Norwegian politician

Nils Jønsberg (12 August 1808 – 28 April 1885) was a Norwegian priest and politician.

==Biography==
Nils Simensen Jønsberg was born on the Jønsberg farm in Romedal parish in Hedmark county, Norway. He was the son of parish priest (sogneprest) Simen Christoffersen Jønsberg and Karen Dorthea Thesen Arneberg. He graduated at the Cathedral School in Christiania, (now Oslo) in 1827. He earned his theological degree in 1831. He started his career as a chaplain at the church in Drøbak in Frogn Municipality in Akershus county. He graduated as cand.theol. in 1831. In 1835 he was appointed as parish priest at Karlsøy Church in Troms county, where he also served as the first mayor (1838-1841) of Karlsøy Municipality.

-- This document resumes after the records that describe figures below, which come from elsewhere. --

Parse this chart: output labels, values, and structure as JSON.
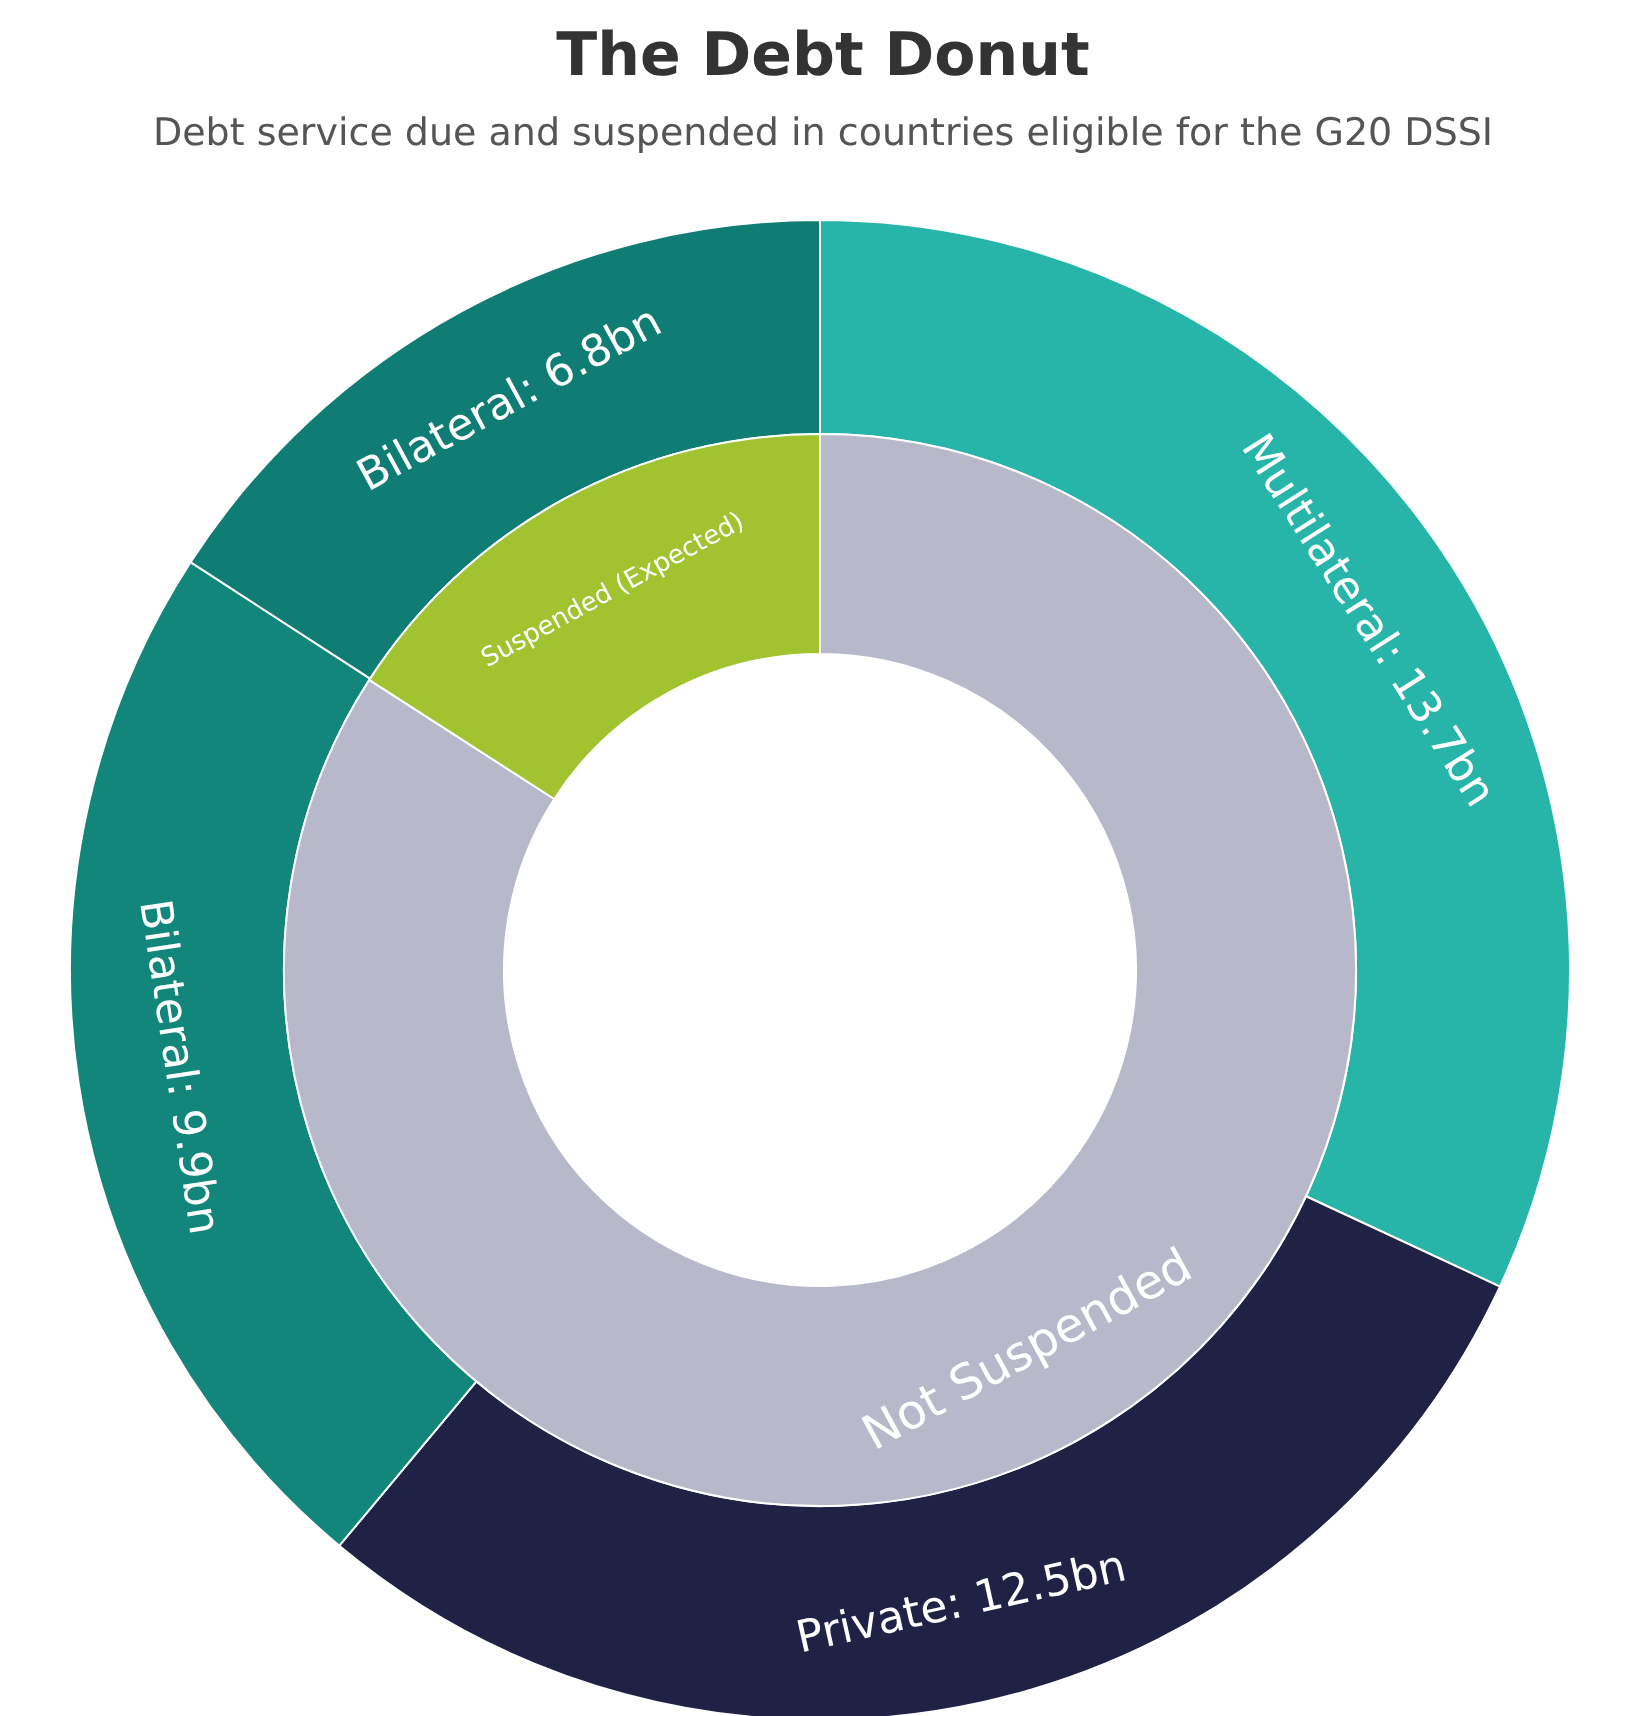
{
  "chart_data": [
    {
      "type": "donut",
      "title": "The Debt Donut",
      "subtitle": "Debt service due and suspended in countries eligible for the G20 DSSI",
      "categories": [
        "Multilateral",
        "Private",
        "Bilateral",
        "Bilateral"
      ],
      "values": [
        13.7,
        12.5,
        9.9,
        6.8
      ],
      "value_labels": [
        "13.7bn",
        "12.5bn",
        "9.9bn",
        "6.8bn"
      ],
      "colors": [
        "#27b5aa",
        "#1f2145",
        "#12867b",
        "#0f7d73"
      ]
    },
    {
      "type": "donut",
      "categories": [
        "Not Suspended",
        "Suspended (Expected)"
      ],
      "values": [
        84.1,
        15.9
      ],
      "colors": [
        "#b7b9ca",
        "#a1c330"
      ]
    }
  ]
}
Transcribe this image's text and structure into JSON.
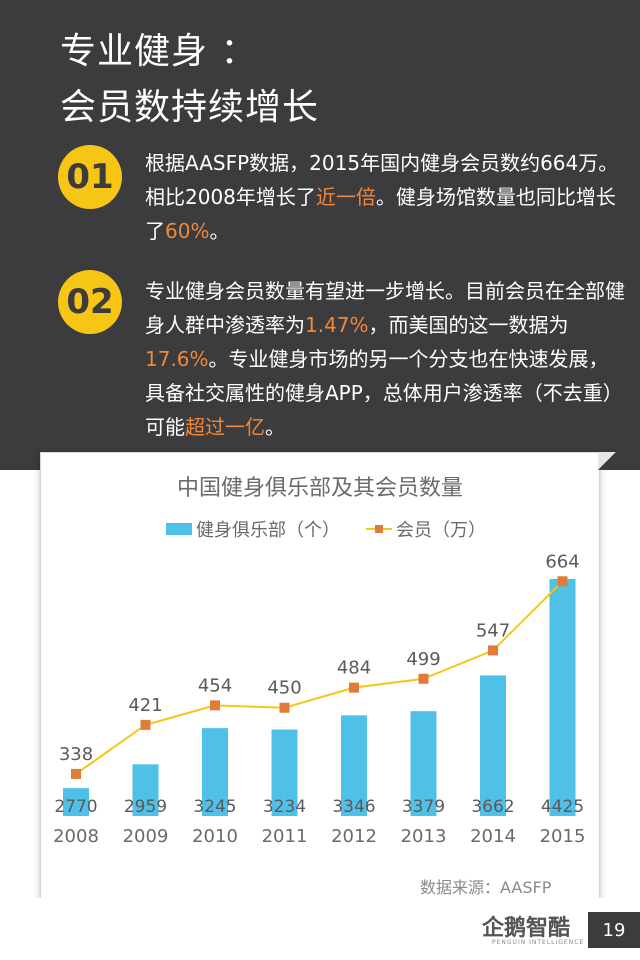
{
  "header": {
    "title_line1": "专业健身 ：",
    "title_line2": "会员数持续增长"
  },
  "points": [
    {
      "number": "01",
      "parts": [
        {
          "text": "根据AASFP数据，2015年国内健身会员数约664万。相比2008年增长了",
          "hl": false
        },
        {
          "text": "近一倍",
          "hl": true
        },
        {
          "text": "。健身场馆数量也同比增长了",
          "hl": false
        },
        {
          "text": "60%",
          "hl": true
        },
        {
          "text": "。",
          "hl": false
        }
      ]
    },
    {
      "number": "02",
      "parts": [
        {
          "text": "专业健身会员数量有望进一步增长。目前会员在全部健身人群中渗透率为",
          "hl": false
        },
        {
          "text": "1.47%",
          "hl": true
        },
        {
          "text": "，而美国的这一数据为",
          "hl": false
        },
        {
          "text": "17.6%",
          "hl": true
        },
        {
          "text": "。专业健身市场的另一个分支也在快速发展，具备社交属性的健身APP，总体用户渗透率（不去重）可能",
          "hl": false
        },
        {
          "text": "超过一亿",
          "hl": true
        },
        {
          "text": "。",
          "hl": false
        }
      ]
    }
  ],
  "chart_data": {
    "type": "bar",
    "title": "中国健身俱乐部及其会员数量",
    "categories": [
      "2008",
      "2009",
      "2010",
      "2011",
      "2012",
      "2013",
      "2014",
      "2015"
    ],
    "series": [
      {
        "name": "健身俱乐部（个）",
        "kind": "bar",
        "color": "#4fc0e8",
        "values": [
          2770,
          2959,
          3245,
          3234,
          3346,
          3379,
          3662,
          4425
        ]
      },
      {
        "name": "会员（万）",
        "kind": "line",
        "color": "#f5c518",
        "marker_color": "#e07b39",
        "values": [
          338,
          421,
          454,
          450,
          484,
          499,
          547,
          664
        ]
      }
    ],
    "legend_position": "top",
    "grid": false
  },
  "source": "数据来源：AASFP",
  "footer": {
    "logo": "企鹅智酷",
    "logo_sub": "PENGUIN INTELLIGENCE",
    "page_number": "19"
  }
}
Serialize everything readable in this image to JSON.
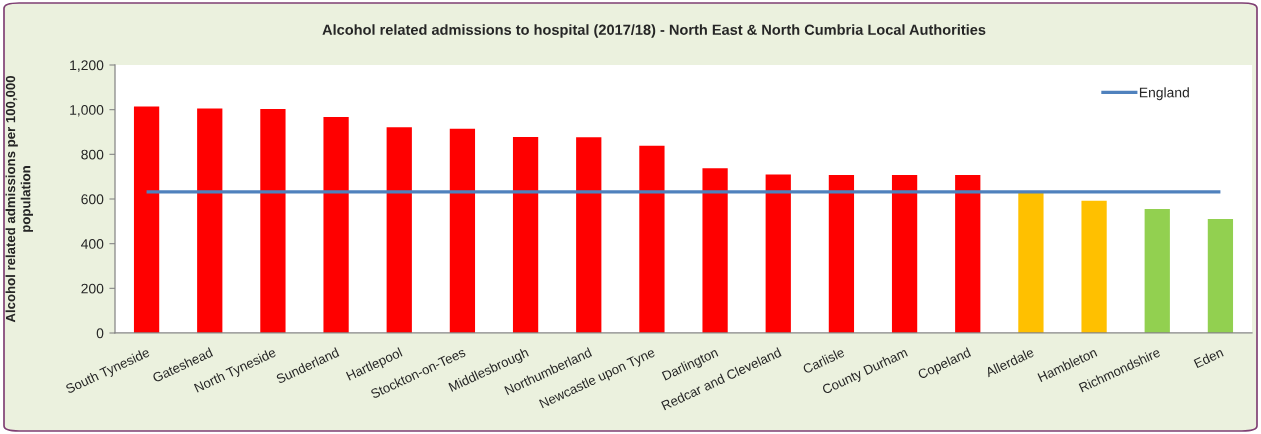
{
  "chart_data": {
    "type": "bar",
    "title": "Alcohol related admissions to hospital (2017/18) - North East & North Cumbria Local Authorities",
    "ylabel": "Alcohol related admissions per 100,000\npopulation",
    "categories": [
      "South Tyneside",
      "Gateshead",
      "North Tyneside",
      "Sunderland",
      "Hartlepool",
      "Stockton-on-Tees",
      "Middlesbrough",
      "Northumberland",
      "Newcastle upon Tyne",
      "Darlington",
      "Redcar and Cleveland",
      "Carlisle",
      "County Durham",
      "Copeland",
      "Allerdale",
      "Hambleton",
      "Richmondshire",
      "Eden"
    ],
    "series": [
      {
        "colors": [
          "#ff0000",
          "#ff0000",
          "#ff0000",
          "#ff0000",
          "#ff0000",
          "#ff0000",
          "#ff0000",
          "#ff0000",
          "#ff0000",
          "#ff0000",
          "#ff0000",
          "#ff0000",
          "#ff0000",
          "#ff0000",
          "#ffc000",
          "#ffc000",
          "#92d050",
          "#92d050"
        ],
        "values": [
          1014,
          1005,
          1003,
          967,
          921,
          914,
          878,
          877,
          838,
          738,
          710,
          708,
          708,
          707,
          627,
          592,
          555,
          510
        ]
      },
      {
        "type": "line",
        "name": "England",
        "color": "#4f81bd",
        "values": [
          632,
          632,
          632,
          632,
          632,
          632,
          632,
          632,
          632,
          632,
          632,
          632,
          632,
          632,
          632,
          632,
          632,
          632
        ]
      }
    ],
    "ylim": [
      0,
      1200
    ],
    "yticks": [
      0,
      200,
      400,
      600,
      800,
      {
        "value": 1000,
        "label": "1,000"
      },
      {
        "value": 1200,
        "label": "1,200"
      }
    ],
    "legend": "top right",
    "grid": false
  }
}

He was an elected to the Norwegian Parliament in 1842, representing the constituency of Finmarkens Amt, which at that time consisted of both Finnmark and Troms. He sat through only one term. Later he was parish priest in Skjerstad Municipality in Nordland county (1843-1855), where he also was elected the mayor of (1844-1848) and (1852-1856). He was appointed vicar in Skogn Municipality in Nord-Trøndelag county (1855-1868) and in Arendal Municipality in Aust-Agder county (1868-1881).

His grandson Nils Erik Flakstad served as a member of Parliament representing the market towns of Hedmark and Oppland counties.